QE3, which will drive down the dollar in tandem with the weak US economy, would see more international capital flowing into developing countries, including China, Zhang of CASS says. "We must closely monitor the capital flows as such liquidity would bring a series of problems, such as rising inflation."
The Chinese fundamentals remain sound, however, and analysts say the overall economy will not suffer much.
"The stock markets may have overreacted," Zhang of CASS says. China's main stock index, the Shanghai Composite Index, dropped by nearly 7 percent in intraday trading in the two days following the S&P downgrade of US debt rating, but has since posted gains.

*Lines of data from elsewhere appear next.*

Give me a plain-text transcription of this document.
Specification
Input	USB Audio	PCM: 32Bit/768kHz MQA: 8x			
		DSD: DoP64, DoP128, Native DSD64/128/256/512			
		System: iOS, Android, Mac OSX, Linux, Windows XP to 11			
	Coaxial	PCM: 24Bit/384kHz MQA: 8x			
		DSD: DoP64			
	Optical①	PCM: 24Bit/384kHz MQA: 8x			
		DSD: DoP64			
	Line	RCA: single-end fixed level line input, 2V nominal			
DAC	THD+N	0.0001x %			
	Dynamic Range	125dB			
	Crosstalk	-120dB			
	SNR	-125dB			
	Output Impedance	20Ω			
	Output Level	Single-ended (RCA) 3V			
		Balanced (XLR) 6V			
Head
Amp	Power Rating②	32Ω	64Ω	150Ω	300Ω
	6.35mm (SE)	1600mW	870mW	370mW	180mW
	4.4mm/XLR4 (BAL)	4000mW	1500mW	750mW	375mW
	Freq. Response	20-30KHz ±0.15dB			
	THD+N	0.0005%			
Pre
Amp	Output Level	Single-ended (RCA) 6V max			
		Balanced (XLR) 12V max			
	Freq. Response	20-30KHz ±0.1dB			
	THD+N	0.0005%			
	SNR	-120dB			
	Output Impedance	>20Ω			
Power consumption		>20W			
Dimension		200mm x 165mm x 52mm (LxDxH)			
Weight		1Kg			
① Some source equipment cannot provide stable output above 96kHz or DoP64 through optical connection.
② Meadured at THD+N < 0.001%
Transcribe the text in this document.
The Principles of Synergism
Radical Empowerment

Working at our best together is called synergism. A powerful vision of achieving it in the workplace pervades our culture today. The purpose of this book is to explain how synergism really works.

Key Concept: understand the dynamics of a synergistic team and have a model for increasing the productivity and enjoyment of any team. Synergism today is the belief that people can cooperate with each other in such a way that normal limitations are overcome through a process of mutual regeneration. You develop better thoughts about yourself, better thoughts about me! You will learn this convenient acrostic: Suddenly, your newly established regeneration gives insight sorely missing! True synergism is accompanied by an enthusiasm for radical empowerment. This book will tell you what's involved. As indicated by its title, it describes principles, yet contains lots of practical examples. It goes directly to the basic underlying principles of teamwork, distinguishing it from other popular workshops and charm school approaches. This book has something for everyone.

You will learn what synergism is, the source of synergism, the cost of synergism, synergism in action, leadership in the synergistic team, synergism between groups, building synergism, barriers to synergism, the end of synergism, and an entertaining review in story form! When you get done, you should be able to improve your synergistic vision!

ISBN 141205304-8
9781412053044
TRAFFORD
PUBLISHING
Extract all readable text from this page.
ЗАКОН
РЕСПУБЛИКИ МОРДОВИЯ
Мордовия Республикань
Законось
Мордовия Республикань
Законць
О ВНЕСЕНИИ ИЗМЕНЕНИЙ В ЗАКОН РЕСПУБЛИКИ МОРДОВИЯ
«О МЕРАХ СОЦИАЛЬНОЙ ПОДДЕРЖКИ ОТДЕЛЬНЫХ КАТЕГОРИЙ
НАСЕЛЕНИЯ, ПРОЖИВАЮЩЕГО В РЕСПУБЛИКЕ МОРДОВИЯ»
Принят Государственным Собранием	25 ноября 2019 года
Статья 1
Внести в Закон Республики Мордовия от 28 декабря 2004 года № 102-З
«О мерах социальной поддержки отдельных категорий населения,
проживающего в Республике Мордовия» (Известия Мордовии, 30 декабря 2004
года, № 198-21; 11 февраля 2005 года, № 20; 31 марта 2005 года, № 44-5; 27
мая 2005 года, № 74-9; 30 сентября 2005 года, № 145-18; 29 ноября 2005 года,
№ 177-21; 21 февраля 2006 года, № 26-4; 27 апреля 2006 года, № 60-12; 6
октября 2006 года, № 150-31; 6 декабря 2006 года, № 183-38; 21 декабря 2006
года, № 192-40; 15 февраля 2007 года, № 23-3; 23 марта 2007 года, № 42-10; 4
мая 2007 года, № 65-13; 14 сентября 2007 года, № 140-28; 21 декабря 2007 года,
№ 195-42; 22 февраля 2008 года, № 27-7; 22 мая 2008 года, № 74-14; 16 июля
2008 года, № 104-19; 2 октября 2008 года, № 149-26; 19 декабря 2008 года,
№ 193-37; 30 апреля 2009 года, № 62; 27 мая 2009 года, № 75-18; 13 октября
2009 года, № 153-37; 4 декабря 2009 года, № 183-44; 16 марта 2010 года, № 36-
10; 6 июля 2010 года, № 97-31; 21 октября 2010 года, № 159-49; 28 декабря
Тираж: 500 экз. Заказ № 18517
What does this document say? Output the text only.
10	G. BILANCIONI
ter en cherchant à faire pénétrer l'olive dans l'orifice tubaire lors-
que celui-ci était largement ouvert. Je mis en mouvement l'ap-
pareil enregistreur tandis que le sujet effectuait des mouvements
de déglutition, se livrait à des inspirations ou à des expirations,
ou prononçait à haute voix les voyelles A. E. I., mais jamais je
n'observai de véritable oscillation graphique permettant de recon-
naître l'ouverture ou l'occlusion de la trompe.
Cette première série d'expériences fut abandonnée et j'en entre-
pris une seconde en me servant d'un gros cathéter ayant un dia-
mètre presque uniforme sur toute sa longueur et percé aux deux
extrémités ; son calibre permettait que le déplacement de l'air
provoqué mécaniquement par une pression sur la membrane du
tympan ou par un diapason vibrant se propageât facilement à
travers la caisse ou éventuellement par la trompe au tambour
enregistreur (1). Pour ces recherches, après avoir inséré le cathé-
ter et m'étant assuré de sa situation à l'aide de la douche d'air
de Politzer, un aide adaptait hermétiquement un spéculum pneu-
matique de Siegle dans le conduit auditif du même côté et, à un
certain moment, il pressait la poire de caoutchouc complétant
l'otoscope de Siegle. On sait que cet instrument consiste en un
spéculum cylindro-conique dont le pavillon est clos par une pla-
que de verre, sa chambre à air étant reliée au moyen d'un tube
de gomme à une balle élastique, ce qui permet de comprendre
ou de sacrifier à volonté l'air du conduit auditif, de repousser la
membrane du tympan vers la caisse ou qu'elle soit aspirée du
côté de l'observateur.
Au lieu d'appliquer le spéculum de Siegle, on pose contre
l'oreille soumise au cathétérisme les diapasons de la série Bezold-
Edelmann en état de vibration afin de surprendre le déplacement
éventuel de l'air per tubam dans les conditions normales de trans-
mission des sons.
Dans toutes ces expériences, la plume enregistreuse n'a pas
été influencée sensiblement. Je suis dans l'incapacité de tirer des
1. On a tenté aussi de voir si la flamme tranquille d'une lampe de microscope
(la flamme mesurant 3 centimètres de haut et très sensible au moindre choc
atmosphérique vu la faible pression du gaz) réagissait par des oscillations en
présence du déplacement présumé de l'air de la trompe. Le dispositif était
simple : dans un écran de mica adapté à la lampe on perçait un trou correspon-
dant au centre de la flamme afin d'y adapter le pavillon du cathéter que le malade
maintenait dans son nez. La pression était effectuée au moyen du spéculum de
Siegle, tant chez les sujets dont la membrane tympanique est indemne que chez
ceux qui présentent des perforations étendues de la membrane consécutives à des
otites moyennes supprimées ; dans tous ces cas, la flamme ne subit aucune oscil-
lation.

"The (Chinese) economy continues to show considerable resilience as both year-on-year and month-on-month data show respectable expansions," says a HIS Global Insight report.
Fixed-asset investment increased by 25.4 percent year-on-year in the first seven months while retail sales grew by 17.2 percent year-on-year in July. All indicators remained stable.
China's trade surplus narrowed by 8.7 percent year-on-year to $76.21 billion in the first seven months, but exports remained strong, expanding by 23.4 percent year-on-year, according to Customs.
"The good news is that China has become less reliant on export growth than before the 2008 global financial crisis and the property market is not in a deep downturn as it was back in 2008," Wang of UBS says. "China will be affected by what is going on globally but we are not expecting a hard landing."
She says China still has a trump card to play: the easing of the macroeconomic policy, although the room for more stimulus measures would be limited. "China has already increased its leverage massively in the past three years by investing in infrastructure and there is less scope to do so now."
China initiated a $586 billion economic stimulus package in late 2008 to steer the economy out of the fallout of the global financial crisis then. But it has also left such legacies as excess liquidity, which is believed to have contributed to the current rising inflation in the country, and potential debt problems, especially those facing local governments.